As I write this post in the middle of December 2015, I know that I have a lot to do before the year comes to an end.

Mind you, we can think that December 31st is just another day in the middle of a week, falling as it will on a Thursday. However, not just for those of us whose accounting year ends on that day, it can also be viewed as a definite milestone in the life of your business.

It is generally agreed that 2015 has been a improved year for businesses in Ireland. The economy has continued to grow and consumer demand has increased. Interest rates are very low, oil prices have halved since mid-2014 and exporters are benefiting from a weak euro. These three factors have helped to stimulate the economy in Ireland and business confidence is growing.

Most commentators are saying that the three conditions are likely to continue well into the future. This is good to know as you face into 2016 and the new challenges that your business will face.

So, how well placed is your business to take advantage of an improved economy? That’s a tricky question, isn’t it? I think that you can answer that question only if you have the following information:

1. How does your business make a profit and will extra sales increase profitability;
2. What is the current financial position of the business and does it have adequate resources to facilitate growth;
3. What targets would be set for the year ahead.

The information to generate these details is obtained from working with your accountant to ensure a thorough examination of your profit & loss account, balance sheet and cash flow reports.

The most relevant year to examine is surely the most recent one i.e. 2015. Why wait until you are well into 2016 before you obtain this information? The 2015 performance and financial position become less relevant the further your business moves on from it. In a nutshell, the benefit of producing such very necessary information is lost.

I think that a good first new year’s resolution will be to have your 2015 Accounts prepared by, at the latest, the end of March 2016. Even a good first draft of the figures will throw a lot of light on how your business performed recently and how it was positioned at 31 December 2015.

In tandem with that exercise, I would recommend that you put an increased focus on the key areas of the business that drive profitability. Are you pricing your products or services to your best advantage? Have you negotiated the most favourable terms from your suppliers? Are your pay costs under control? What about the other costs of running the business?
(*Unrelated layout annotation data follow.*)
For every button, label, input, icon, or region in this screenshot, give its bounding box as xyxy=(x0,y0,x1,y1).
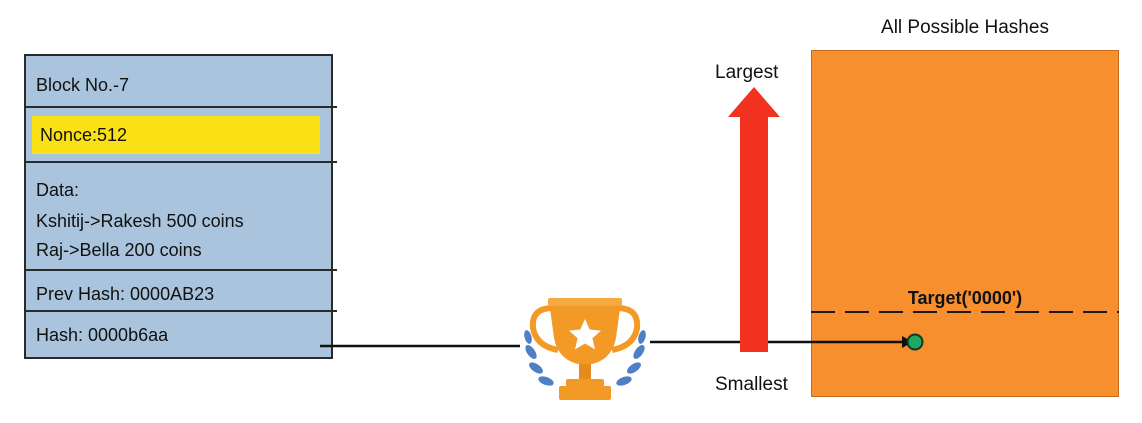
data-label: Data: xyxy=(36,180,80,200)
nonce-row: Nonce:512 xyxy=(26,108,331,163)
block-hash: Hash: 0000b6aa xyxy=(36,325,169,345)
prev-hash: Prev Hash: 0000AB23 xyxy=(36,284,215,304)
row-divider xyxy=(24,161,337,163)
prev-hash-row: Prev Hash: 0000AB23 xyxy=(26,271,331,312)
row-divider xyxy=(24,310,337,312)
nonce-highlight xyxy=(32,116,320,154)
nonce-value: Nonce:512 xyxy=(40,125,128,145)
hash-point-marker xyxy=(906,333,924,351)
block-number-row: Block No.-7 xyxy=(26,56,331,108)
magnitude-arrow xyxy=(728,87,780,352)
target-label: Target('0000') xyxy=(907,288,1023,308)
block-number: Block No.-7 xyxy=(36,75,130,95)
laurel-icon xyxy=(524,330,646,386)
trophy-icon xyxy=(524,298,646,400)
row-divider xyxy=(24,106,337,108)
smallest-label: Smallest xyxy=(715,374,788,395)
star-icon xyxy=(569,319,601,350)
data-row: Data: Kshitij->Rakesh 500 coins Raj->Bel… xyxy=(26,163,331,271)
data-line-1: Kshitij->Rakesh 500 coins xyxy=(36,211,244,231)
data-line-2: Raj->Bella 200 coins xyxy=(36,240,202,260)
largest-label: Largest xyxy=(715,62,779,83)
block-card: Block No.-7 Nonce:512 Data: Kshitij->Rak… xyxy=(24,54,337,359)
hash-row: Hash: 0000b6aa xyxy=(26,312,331,357)
hash-space-panel xyxy=(811,50,1119,397)
hash-space-title: All Possible Hashes xyxy=(881,17,1049,38)
row-divider xyxy=(24,269,337,271)
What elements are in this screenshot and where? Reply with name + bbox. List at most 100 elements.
Focussing on the profitability of the business is a crucial first step to understanding what can be possible in 2016. In that way, it will be possible to set realistic targets or key performance indicators (KPIs) for the coming year.

By then concentrating on the balance sheet, you will understand exactly where you are in terms of available resources to move confidently through 2016. After all, the position as at 31 December is the starting point to move from into the year ahead. You will understand what money is tied up in stock and customer credit; what suppliers are owed; your liabilities to the Revenue and other key parties.
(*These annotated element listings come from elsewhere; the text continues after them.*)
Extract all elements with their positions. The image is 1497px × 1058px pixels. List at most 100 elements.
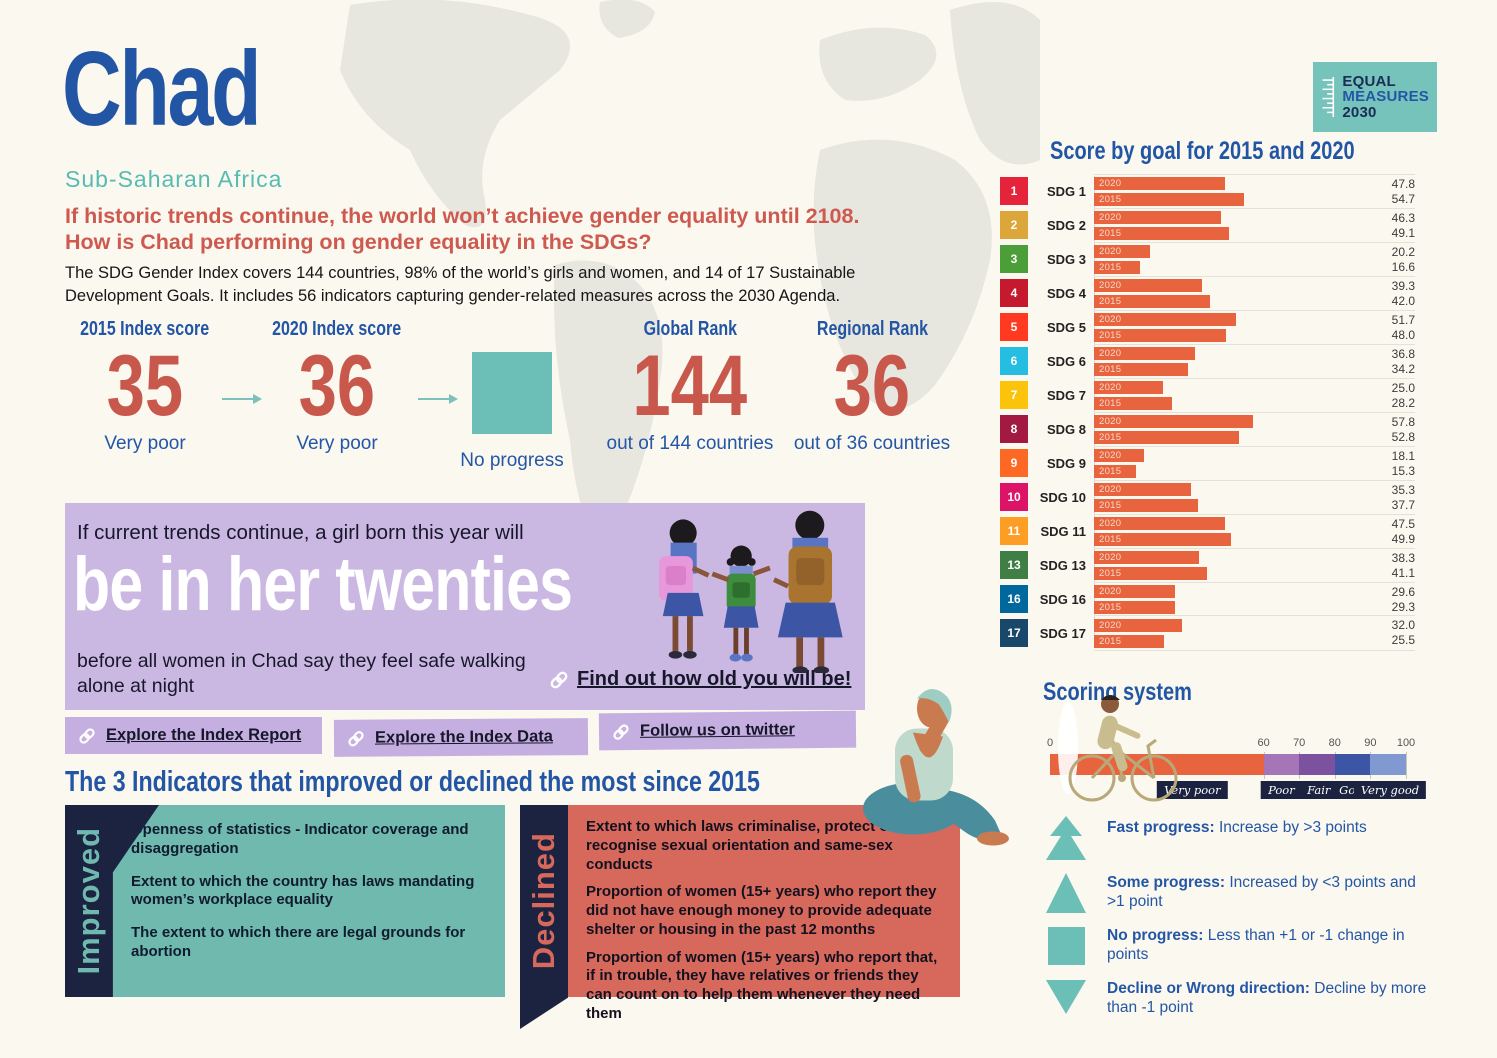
bar-year-label: 2015: [1099, 398, 1122, 409]
bar-year-label: 2020: [1099, 518, 1122, 529]
scale-band-poor: [1263, 754, 1300, 775]
sdg-goal-number: 2: [1010, 218, 1018, 232]
chart-row-sdg-4: 4 SDG 4 2020 2015 39.3 42.0: [1000, 275, 1415, 311]
link-pill-1[interactable]: Explore the Index Data: [333, 718, 589, 757]
link-pill-label: Explore the Index Data: [374, 727, 553, 747]
score-values: 47.5 49.9: [1369, 517, 1415, 547]
score-values: 29.6 29.3: [1369, 585, 1415, 615]
score-bar-2020: 2020: [1094, 211, 1222, 224]
score-bar-2020: 2020: [1094, 177, 1226, 190]
score-bar-2020: 2020: [1094, 381, 1163, 394]
global-rank-value: 144: [632, 338, 748, 434]
no-progress-label: No progress: [460, 450, 564, 471]
chart-row-body: 2020 2015 35.3 37.7: [1094, 479, 1415, 515]
ruler-icon: [1322, 77, 1335, 117]
legend-item-label: Some progress:: [1107, 874, 1226, 891]
sdg-goal-label: SDG 13: [1039, 557, 1086, 573]
chart-bars: 2020 2015: [1094, 551, 1369, 580]
score-bar-2020: 2020: [1094, 245, 1150, 258]
headline: If historic trends continue, the world w…: [65, 203, 965, 255]
bar-year-label: 2020: [1099, 382, 1122, 393]
score-scale: 0 60 70 80 90 100 Very poorPoorFairGoodVery g…: [1047, 737, 1427, 803]
chart-row-sdg-7: 7 SDG 7 2020 2015 25.0 28.2: [1000, 377, 1415, 413]
progress-legend: Fast progress: Increase by >3 points Some…: [1043, 816, 1433, 1027]
score-bar-2020: 2020: [1094, 585, 1176, 598]
scale-tick: 80: [1328, 737, 1341, 749]
bar-year-label: 2020: [1099, 314, 1122, 325]
scale-band-label: Fair: [1300, 781, 1338, 799]
bar-year-label: 2015: [1099, 500, 1122, 511]
bar-year-label: 2020: [1099, 246, 1122, 257]
global-rank: Global Rank 144 out of 144 countries: [605, 318, 775, 455]
score-values: 51.7 48.0: [1369, 313, 1415, 343]
regional-rank: Regional Rank 36 out of 36 countries: [782, 318, 962, 455]
sdg-goal-number: 16: [1007, 592, 1021, 606]
score-value-2015: 54.7: [1391, 191, 1415, 206]
region-subtitle: Sub-Saharan Africa: [65, 166, 283, 192]
chart-bars: 2020 2015: [1094, 177, 1369, 206]
score-bar-2015: 2015: [1094, 227, 1230, 240]
sdg-goal-number: 13: [1007, 558, 1021, 572]
sdg-goal-number: 8: [1010, 422, 1018, 436]
chart-bars: 2020 2015: [1094, 347, 1369, 376]
score-values: 47.8 54.7: [1369, 177, 1415, 207]
link-pill-2[interactable]: Follow us on twitter: [598, 710, 857, 751]
chart-row-body: 2020 2015 36.8 34.2: [1094, 343, 1415, 379]
index-2020-rating: Very poor: [296, 433, 378, 455]
score-values: 18.1 15.3: [1369, 449, 1415, 479]
index-2020-label: 2020 Index score: [272, 318, 402, 340]
sdg-goal-number: 1: [1010, 184, 1018, 198]
legend-item: Fast progress: Increase by >3 points: [1043, 816, 1433, 862]
declined-indicators-box: Extent to which laws criminalise, protec…: [568, 805, 960, 1022]
score-values: 57.8 52.8: [1369, 415, 1415, 445]
sdg-goal-label: SDG 10: [1039, 489, 1086, 505]
score-bar-2020: 2020: [1094, 618, 1182, 632]
chart-bars: 2020 2015: [1094, 245, 1369, 274]
chart-row-sdg-3: 3 SDG 3 2020 2015 20.2 16.6: [1000, 241, 1415, 276]
equal-measures-2030-logo: EQUAL MEASURES 2030: [1313, 62, 1437, 132]
score-bar-2020: 2020: [1094, 279, 1203, 292]
score-bar-2015: 2015: [1094, 397, 1172, 410]
sdg-goal-label: SDG 4: [1046, 285, 1086, 301]
bar-year-label: 2020: [1099, 586, 1122, 597]
bar-year-label: 2020: [1099, 280, 1122, 291]
bar-year-label: 2015: [1099, 534, 1122, 545]
chart-row-body: 2020 2015 39.3 42.0: [1094, 275, 1415, 311]
score-value-2015: 25.5: [1391, 633, 1415, 647]
chart-row-sdg-8: 8 SDG 8 2020 2015 57.8 52.8: [1000, 411, 1415, 447]
score-value-2015: 28.2: [1391, 395, 1415, 410]
score-bar-2020: 2020: [1094, 449, 1144, 462]
sdg-goal-number: 7: [1010, 388, 1018, 402]
regional-rank-value: 36: [833, 338, 911, 434]
score-value-2020: 47.8: [1391, 176, 1415, 191]
score-bar-2020: 2020: [1094, 415, 1253, 428]
intro-text: The SDG Gender Index covers 144 countrie…: [65, 262, 965, 308]
bar-year-label: 2020: [1099, 552, 1122, 563]
sdg-goal-number: 4: [1010, 286, 1018, 300]
legend-item-text: No progress: Less than +1 or -1 change i…: [1107, 927, 1405, 963]
age-calculator-link[interactable]: Find out how old you will be!: [548, 668, 851, 691]
link-pill-0[interactable]: Explore the Index Report: [65, 717, 322, 754]
sdg-goal-icon: 13: [1000, 551, 1028, 579]
sdg-goal-label: SDG 1: [1046, 183, 1086, 199]
score-bar-2015: 2015: [1094, 431, 1240, 444]
scale-band-very-good: [1370, 754, 1406, 775]
link-icon: [613, 723, 629, 740]
score-values: 39.3 42.0: [1369, 279, 1415, 309]
chart-row-body: 2020 2015 57.8 52.8: [1094, 411, 1415, 447]
bar-year-label: 2020: [1099, 619, 1122, 631]
legend-item-text: Fast progress: Increase by >3 points: [1107, 819, 1367, 836]
legend-item-text: Some progress: Increased by <3 points an…: [1107, 874, 1416, 910]
highlight-tail: before all women in Chad say they feel s…: [77, 650, 526, 698]
bar-year-label: 2015: [1099, 296, 1122, 307]
sdg-goal-number: 17: [1007, 626, 1021, 640]
score-bar-2015: 2015: [1094, 465, 1137, 478]
link-pill-label: Follow us on twitter: [639, 720, 795, 740]
bar-year-label: 2015: [1099, 602, 1122, 613]
declined-indicator: Proportion of women (15+ years) who repo…: [586, 948, 938, 1022]
chart-row-sdg-2: 2 SDG 2 2020 2015 46.3 49.1: [1000, 207, 1415, 242]
arrow-right-icon: [222, 392, 262, 411]
declined-tab-label: Declined: [526, 832, 561, 970]
sdg-goal-label: SDG 8: [1046, 421, 1086, 437]
chart-row-body: 2020 2015 25.0 28.2: [1094, 377, 1415, 413]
Of course, getting a grasp of your activity’s cash flow is fundamental to establishing what’s possible for the business in the future. By knowing how your bank balance moves from month to month, you should be in a position to project forward into 2016 while incorporating the impact of achieving the targets you’ve set for the business.

To me, that’s very exciting! Imagine knowing exactly how your business makes money, where it’s at now and where you want it to be in twelve months time. It would make you all the more determined to succeed.

The sooner you work on this, the better it will be for your business. You should be able to make better decisions, negotiate better with your business partners, focussing on the key areas that need improvement or development.
Yes, 2016 can be a great year for you and your business. Ready when you are!